It was a script even Hollywood couldn't have come up with. After winning back-to-back five set thrillers, the Dinos men's volleyball team claimed their first Canadian Interuniversity Sport championship since 1993, and fourth overall, on Sunday with a win over the Trinity Western University Spartans.
The season certainly had its ups and downs, but it couldn't have finished in a better way for a team whose confidence only seemed to grow as they went deeper into the tournament.
In the opening match against the Dalhousie University Tigers, things weren't looking too good after the first two sets. The Dinos found themselves facing an early 2-0 deficit, only one loss away from an early exit from the CIS tournament.
With the season on the line, the Dinos needed a spark to ignite what seemed an improbable comeback. Coach Rod Durrant claims he said nothing in between the second and third sets, but a fifth-year veteran rallied the troops.
"Tom Porta stepped up and said a lot," said Durrant. "His statement to the group was really significant and it set the tone for the next three sets."
In what would become a theme for the weekend, the Dinos stood in the face of adversity and stepped up their game when it was needed the most. The team came roaring back, taking the third and fourth sets convincingly by scores of 25-20 and 25-19, to set up a dramatic fifth set. With the Dinos up 15-14, the stage was set for Curtis James, who ended the marathon match with a service ace.
It was without question a character-building win for the Dinos, giving them loads of confidence heading into their semi-final match with the archrival University of Alberta Golden Bears.
"The win created a lot of belief and a lot of momentum," said Durrant.
The Golden Bears came in as favourites, being the two-time defending CIS champions, but the Dinos were out to ensure that there would be a new champion this time around. The team came out with a much better start, taking the first set, but dropped the next two to find themselves in a familiar situation facing elimination with their backs against the wall.
Graham Vigrass recorded nine of his game high 26 kills in the fourth set and recorded the last four points for the team as the Dinos were able to squeeze out a 25-23 victory, setting up yet another decisive fifth set. With the team trailing 13-11 they once again elevated their play at the most opportune time, winning the set's final four points to steal yet another match from their opponent.
As the Dinos swarmed the court to celebrate, it was another fifth-year veteran who sternly reminded the team that their end goal had yet to be reached.
"This is not over," Pat Lenaour repeated over and over to his team.

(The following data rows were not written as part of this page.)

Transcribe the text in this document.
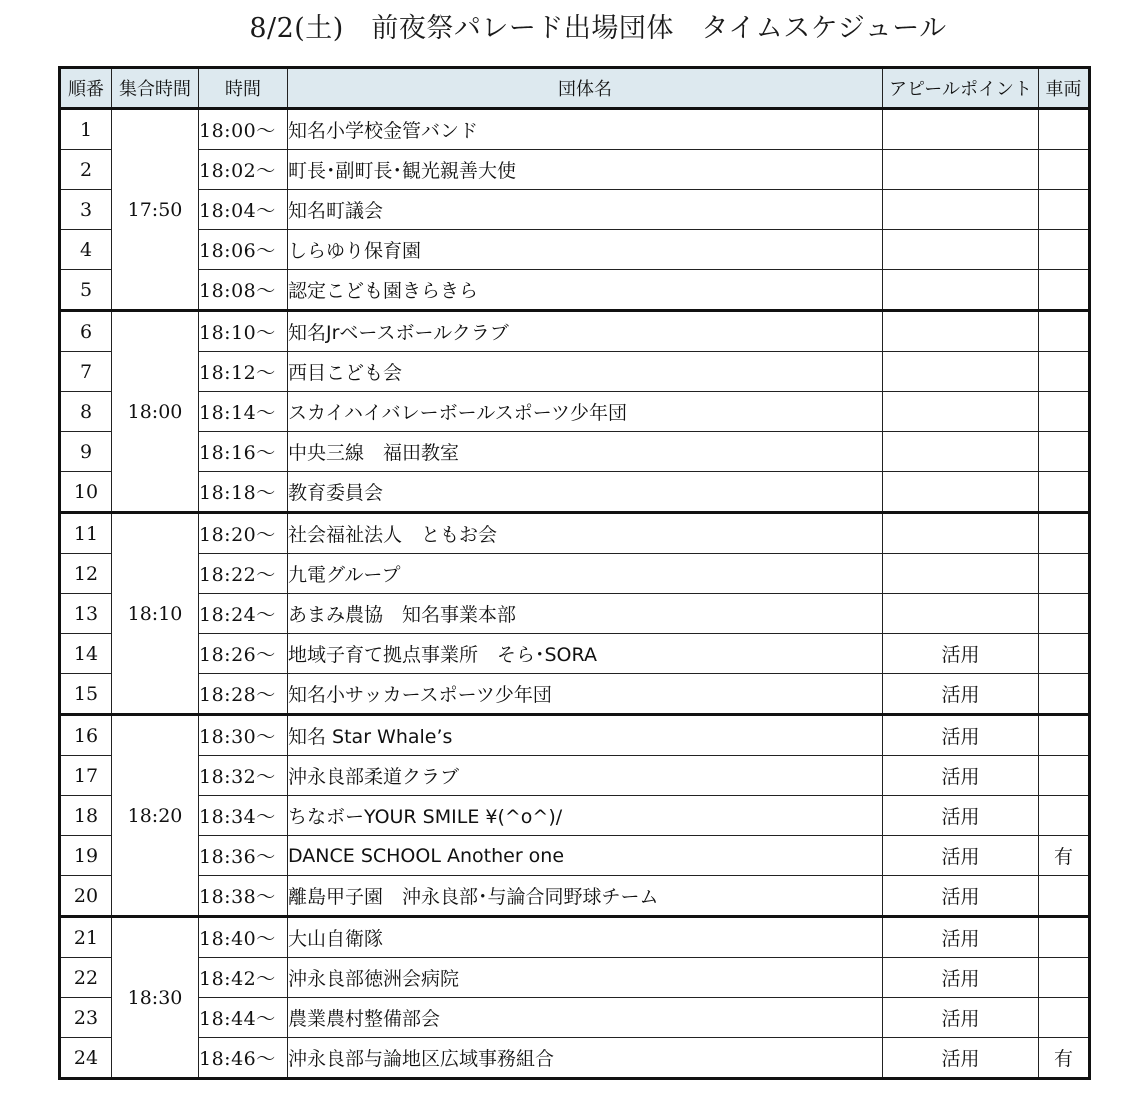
8/2(土)　前夜祭パレード出場団体　タイムスケジュール
順番	集合時間	時間	団体名	アピールポイント	車両
1	17:50	18:00～	知名小学校金管バンド		
2		18:02～	町長･副町長･観光親善大使		
3		18:04～	知名町議会		
4		18:06～	しらゆり保育園		
5		18:08～	認定こども園きらきら		
6	18:00	18:10～	知名Jrベースボールクラブ		
7		18:12～	西目こども会		
8		18:14～	スカイハイバレーボールスポーツ少年団		
9		18:16～	中央三線　福田教室		
10		18:18～	教育委員会		
11	18:10	18:20～	社会福祉法人　ともお会		
12		18:22～	九電グループ		
13		18:24～	あまみ農協　知名事業本部		
14		18:26～	地域子育て拠点事業所　そら･SORA	活用	
15		18:28～	知名小サッカースポーツ少年団	活用	
16	18:20	18:30～	知名 Star Whale’s	活用	
17		18:32～	沖永良部柔道クラブ	活用	
18		18:34～	ちなボーYOUR SMILE ¥(^o^)/	活用	
19		18:36～	DANCE SCHOOL Another one	活用	有
20		18:38～	離島甲子園　沖永良部･与論合同野球チーム	活用	
21	18:30	18:40～	大山自衛隊	活用	
22		18:42～	沖永良部徳洲会病院	活用	
23		18:44～	農業農村整備部会	活用	
24		18:46～	沖永良部与論地区広域事務組合	活用	有
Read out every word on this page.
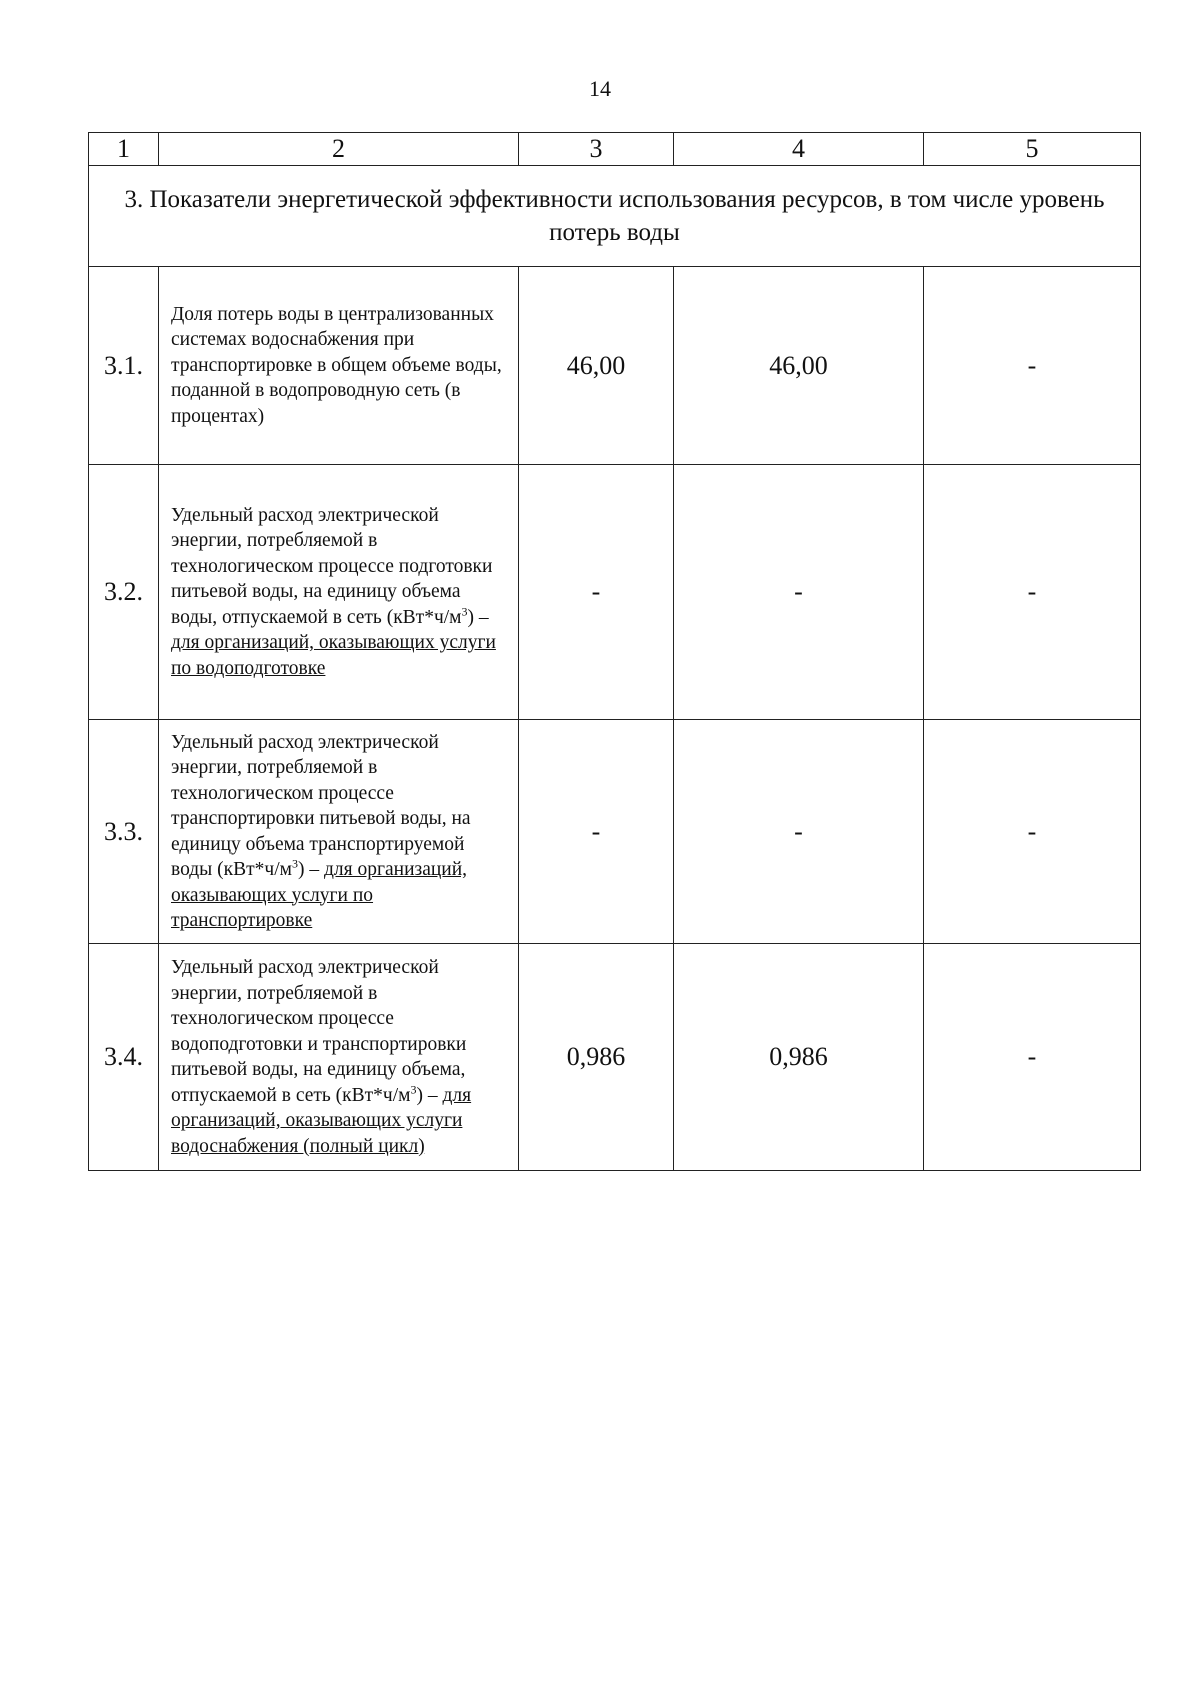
14
1	2	3	4	5
3. Показатели энергетической эффективности использования ресурсов, в том числе уровень потерь воды				
3.1.	Доля потерь воды в централизованных системах водоснабжения при транспортировке в общем объеме воды, поданной в водопроводную сеть (в процентах)	46,00	46,00	-
3.2.	Удельный расход электрической энергии, потребляемой в технологическом процессе подготовки питьевой воды, на единицу объема воды, отпускаемой в сеть $(кВт*ч/м^3)$ – для организаций, оказывающих услуги по водоподготовке	-	-	-
3.3.	Удельный расход электрической энергии, потребляемой в технологическом процессе транспортировки питьевой воды, на единицу объема транспортируемой воды $(кВт*ч/м^3)$ – для организаций, оказывающих услуги по транспортировке	-	-	-
3.4.	Удельный расход электрической энергии, потребляемой в технологическом процессе водоподготовки и транспортировки питьевой воды, на единицу объема, отпускаемой в сеть $(кВт*ч/м^3)$ – для организаций, оказывающих услуги водоснабжения (полный цикл)	0,986	0,986	-
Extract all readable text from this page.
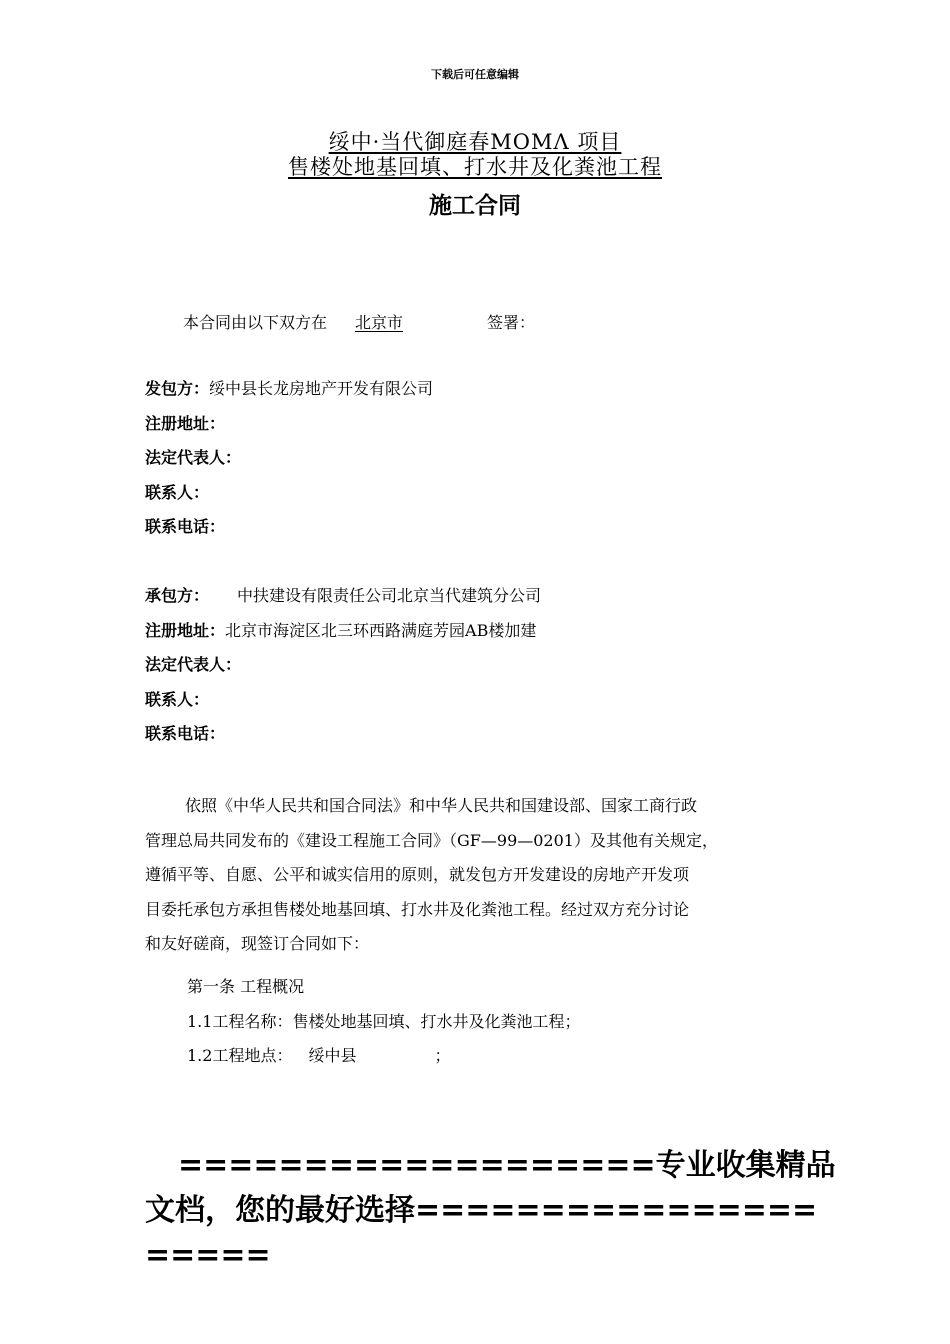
下载后可任意编辑
绥中·当代御庭春MOMΛ 项目
售楼处地基回填、打水井及化粪池工程
施工合同
本合同由以下双方在 北京市	签署：
发包方：绥中县长龙房地产开发有限公司
注册地址：
法定代表人：
联系人：
联系电话：
承包方： 中扶建设有限责任公司北京当代建筑分公司
注册地址：北京市海淀区北三环西路满庭芳园AB楼加建
法定代表人：
联系人：
联系电话：
依照《中华人民共和国合同法》和中华人民共和国建设部、国家工商行政
管理总局共同发布的《建设工程施工合同》（GF—99—0201）及其他有关规定，
遵循平等、自愿、公平和诚实信用的原则，就发包方开发建设的房地产开发项
目委托承包方承担售楼处地基回填、打水井及化粪池工程。经过双方充分讨论
和友好磋商，现签订合同如下：
第一条 工程概况
1.1工程名称：售楼处地基回填、打水井及化粪池工程；
1.2工程地点： 绥中县	；
===================专业收集精品
文档，您的最好选择================
=====
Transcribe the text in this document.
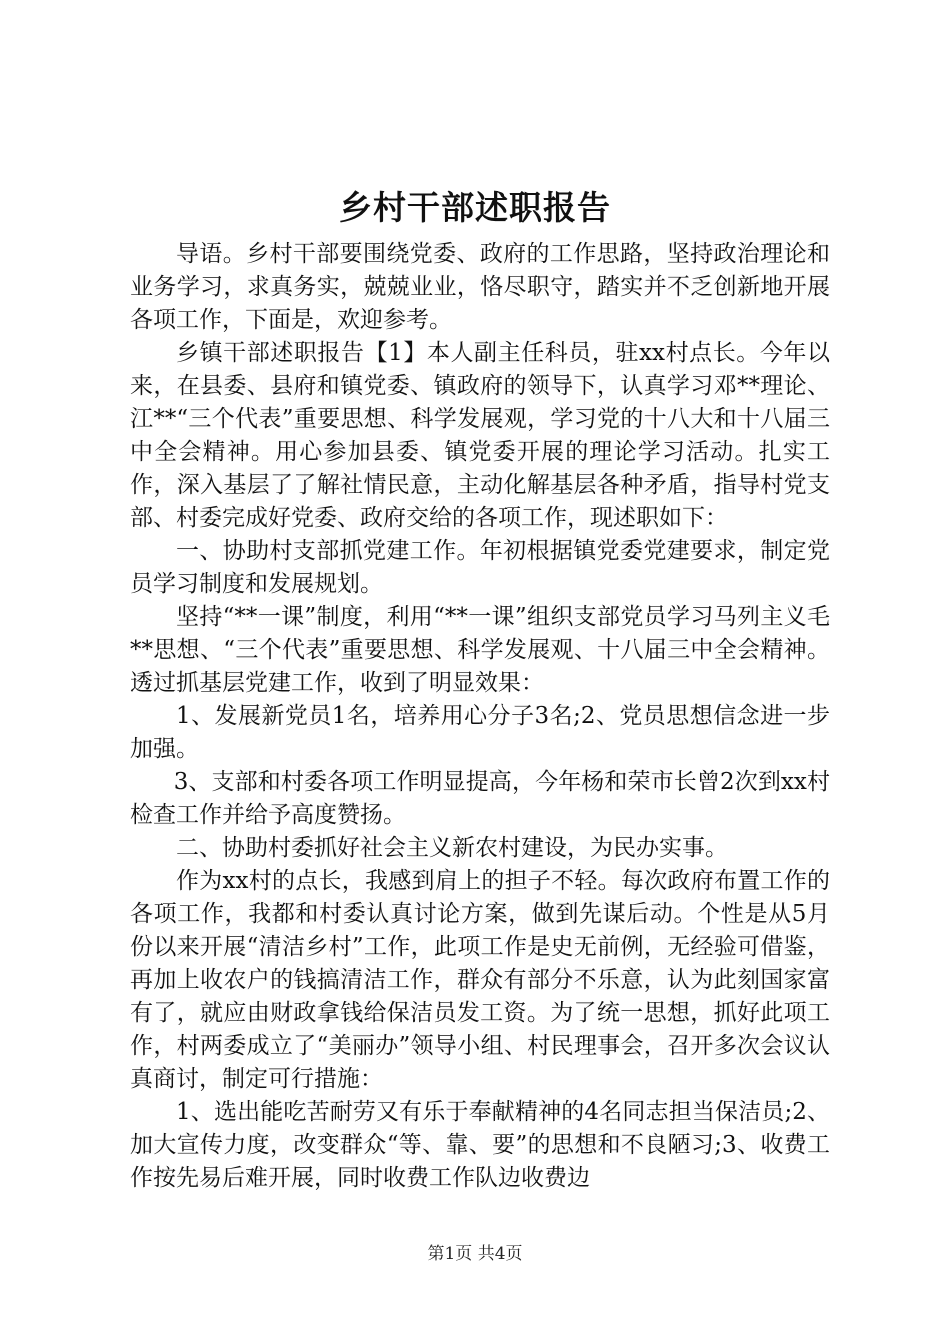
乡村干部述职报告

导语。乡村干部要围绕党委、政府的工作思路，坚持政治理论和业务学习，求真务实，兢兢业业，恪尽职守，踏实并不乏创新地开展各项工作，下面是，欢迎参考。

乡镇干部述职报告【1】本人副主任科员，驻xx村点长。今年以来，在县委、县府和镇党委、镇政府的领导下，认真学习邓**理论、江**“三个代表”重要思想、科学发展观，学习党的十八大和十八届三中全会精神。用心参加县委、镇党委开展的理论学习活动。扎实工作，深入基层了了解社情民意，主动化解基层各种矛盾，指导村党支部、村委完成好党委、政府交给的各项工作，现述职如下：

一、协助村支部抓党建工作。年初根据镇党委党建要求，制定党员学习制度和发展规划。

坚持“**一课”制度，利用“**一课”组织支部党员学习马列主义毛**思想、“三个代表”重要思想、科学发展观、十八届三中全会精神。透过抓基层党建工作，收到了明显效果：

1、发展新党员1名，培养用心分子3名;2、党员思想信念进一步加强。

3、支部和村委各项工作明显提高，今年杨和荣市长曾2次到xx村检查工作并给予高度赞扬。

二、协助村委抓好社会主义新农村建设，为民办实事。

作为xx村的点长，我感到肩上的担子不轻。每次政府布置工作的各项工作，我都和村委认真讨论方案，做到先谋后动。个性是从5月份以来开展“清洁乡村”工作，此项工作是史无前例，无经验可借鉴，再加上收农户的钱搞清洁工作，群众有部分不乐意，认为此刻国家富有了，就应由财政拿钱给保洁员发工资。为了统一思想，抓好此项工作，村两委成立了“美丽办”领导小组、村民理事会，召开多次会议认真商讨，制定可行措施：

1、选出能吃苦耐劳又有乐于奉献精神的4名同志担当保洁员;2、加大宣传力度，改变群众“等、靠、要”的思想和不良陋习;3、收费工作按先易后难开展，同时收费工作队边收费边

第1页 共4页
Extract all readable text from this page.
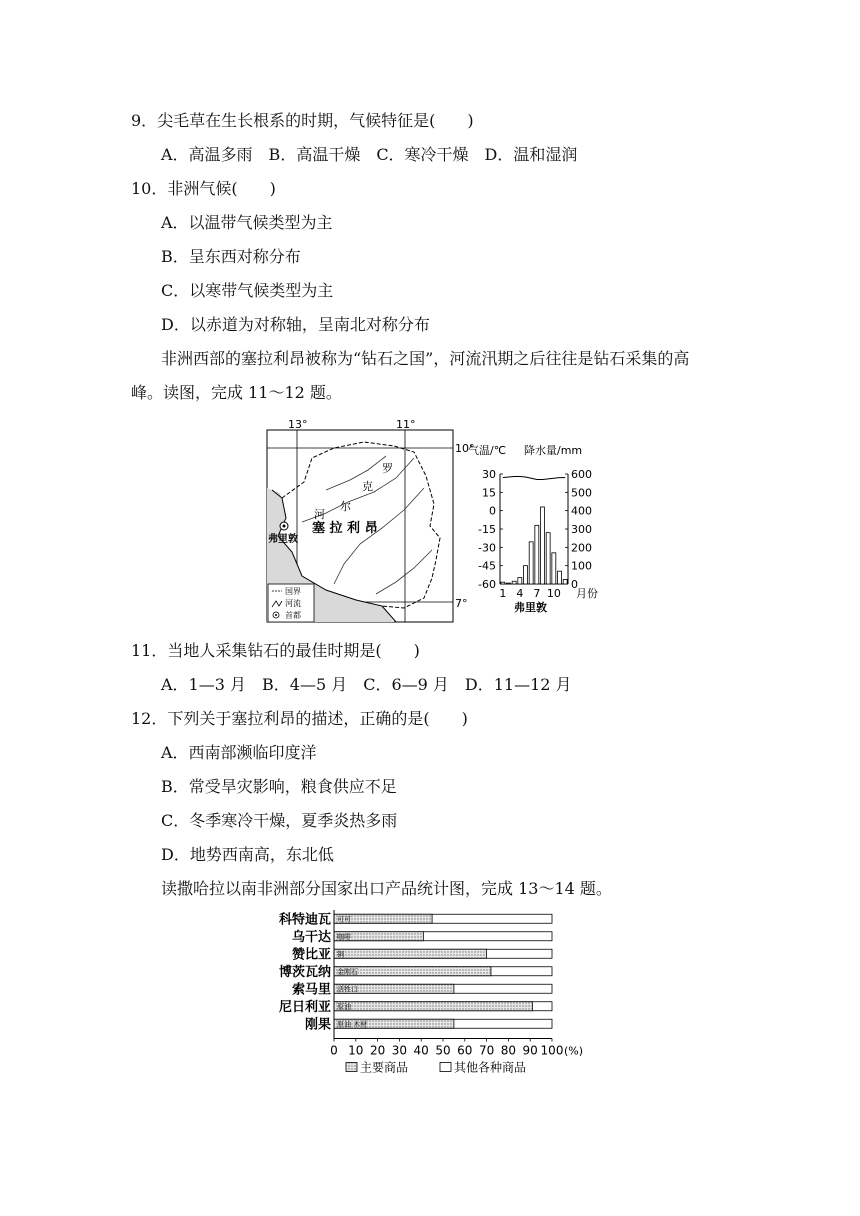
9．尖毛草在生长根系的时期，气候特征是(　　)
A．高温多雨　B．高温干燥　C．寒冷干燥　D．温和湿润
10．非洲气候(　　)
A．以温带气候类型为主
B．呈东西对称分布
C．以寒带气候类型为主
D．以赤道为对称轴，呈南北对称分布
非洲西部的塞拉利昂被称为“钻石之国”，河流汛期之后往往是钻石采集的高
峰。读图，完成 11～12 题。
罗
克
尔
河
塞 拉 利 昂
弗里敦
13°	11°
10°
7°
国界
河流
首都
气温/℃ 降水量/mm
30
15
0
-15
-30
-45
-60
600
500
400
300
200
100
0
1 4 7 10 月份
弗里敦
11．当地人采集钻石的最佳时期是(　　)
A．1—3 月　B．4—5 月　C．6—9 月　D．11—12 月
12．下列关于塞拉利昂的描述，正确的是(　　)
A．西南部濒临印度洋
B．常受旱灾影响，粮食供应不足
C．冬季寒冷干燥，夏季炎热多雨
D．地势西南高，东北低
读撒哈拉以南非洲部分国家出口产品统计图，完成 13～14 题。
科特迪瓦 可可
乌干达 咖啡
赞比亚 铜
博茨瓦纳 金刚石
索马里 活牲口
尼日利亚 原油
刚果 原油 木材
0 10 20 30 40 50 60 70 80 90 100 (%)
主要商品	其他各种商品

As happy as the team was to knock off the defending champs, they knew their end goal was yet to be reached.
For a team with no previous experience in the CIS tournament, the Dinos players showed great poise in what was the biggest game of their CIS careers. To add to the pressure, upwards of 500 rowdy fans from TWU made the trip up to Kamloops to support their team. Durrant has talked all year to his team about bringing a "10" performance when they needed it the most.
"To me that was as close to a 10 performance as possible. I thought we handled [the pressure] tremendously," said Durrant. "We couldn't have asked for any better."
The Dinos took the final in four sets, finally reaching the goal they set out to accomplish at the beginning of the season.
Vigrass was the standout player for the Dinos throughout the tournament, and he took home the MVP honours. His stats were remarkable, as he averaged 4.43 kills per set and was selected as player of the match twice, including in the final.
Jay Blankenau was named to the tournament all-star team, and players such as James, Oleg Podporin and David Egan all had strong showings for the Dinos. Durrant was quick to praise each of his players and said the feeling when they won was so great it was hard to put in words.
"It was pure joy for 22 of us who had worked really hard all year," he said.
The Dinos seemed to be in trouble a little over a month ago after back-to-back losses late in the regular season to the Brandon University Bobcats. Following the games, the team held a players-only meeting to try to, as Egan put it, "right the ship" before heading into the playoffs. There is no question that from then on the "ship" was headed in a completely different direction. It was a path that eventually led the team to CIS glory.